Mulder was on the steps of the courthouse eating a street hot dog when she came clicking down them in her best pumps. She’d been called as a witness in many cases in her life, but never before one in which one of the accused was somebody she had once loved.

She still felt shaky and overdrawn, but just the sight of his sable hair, his strong profile against the sidewalk, settled her nerves.

They hadn’t seen each other in months, but had taken to talking on the phone in the late evening, initially about the story and the case, eventually dropping any pretense and talking just to hear each other’s voice. It had gotten to the point where if she didn’t hear his low timbre each night before bed, she’d have trouble sleeping.
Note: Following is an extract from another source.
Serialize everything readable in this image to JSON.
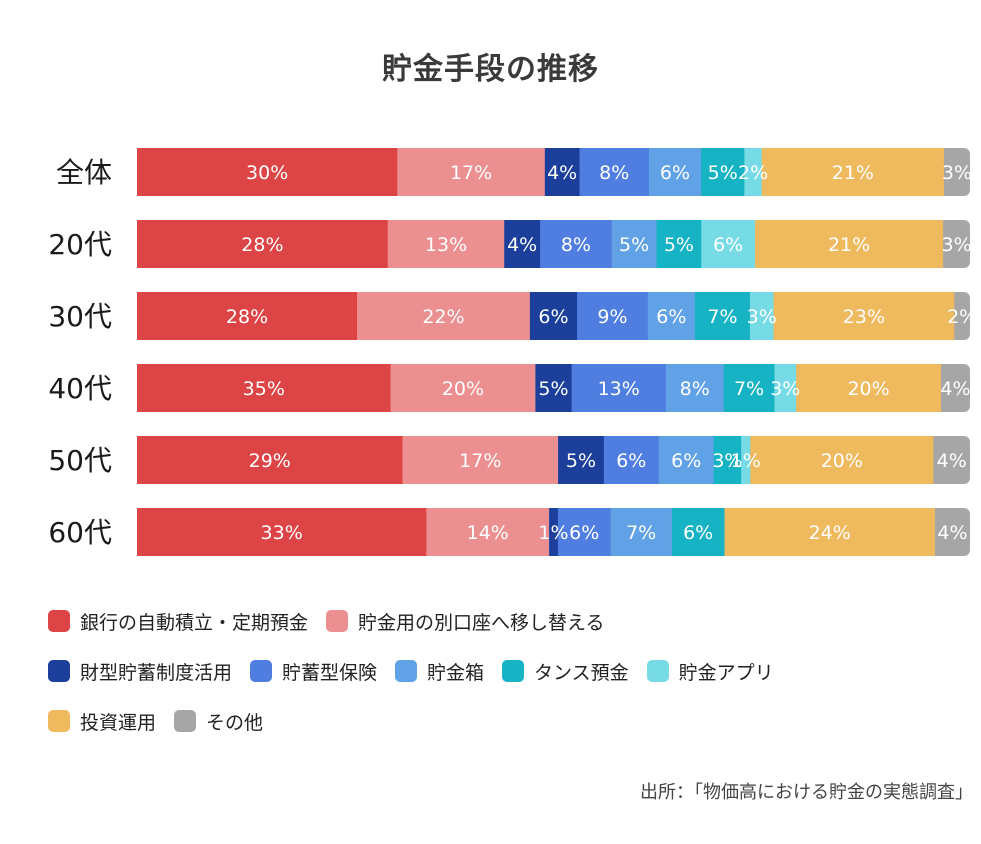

He turned when he sensed her and stood when he saw her, his face blossoming into a pleased smile.

She stopped two steps above him, which made them the same height. His eyes looked mossy in the sun, his lashes long sweeps along his skin.

“The courtroom smells like a Pulitzer,” she said, “I’m surprised you’re not in there.”

He shoved his hands deep into the pockets of his overcoat and shrugged.

“And miss a day like this?” he said, the sun glinting off his hair as off a robin’s wing.

“You know, I really thought a sharp wit like you would come in with a line like ‘the real prize is out here,’ but I guess I lobbed the softball a little low,” she teased.

He smiled, shrugged again.

“What can I say?” he said, “I like the high ones.”

He had a smudge of mustard on the edge of his mouth, and she reached out and wiped it slowly off of him with her thumb, the scrape of his five o’clock shadow rasping.

She had a sudden almost-psychic sexual flash of his lush mouth opening wetly over the rise of her mons, of his long, warm hands running slowly up the back of her thigh, could practically feel his low, satisfied moan flushing up her skin.

She blinked away the fantasy but held it in her mind, smiled and reached for his arm, coming down the steps until she was even with him and he turned to walk with her.

“So it’s done then,” he said, finally pulling his hands from the depths of his coat pockets and reaching out until his hand was resting on the small of her back. “Can I buy you a drink to celebrate?”

She smiled into the sunshine and leaned into his touch.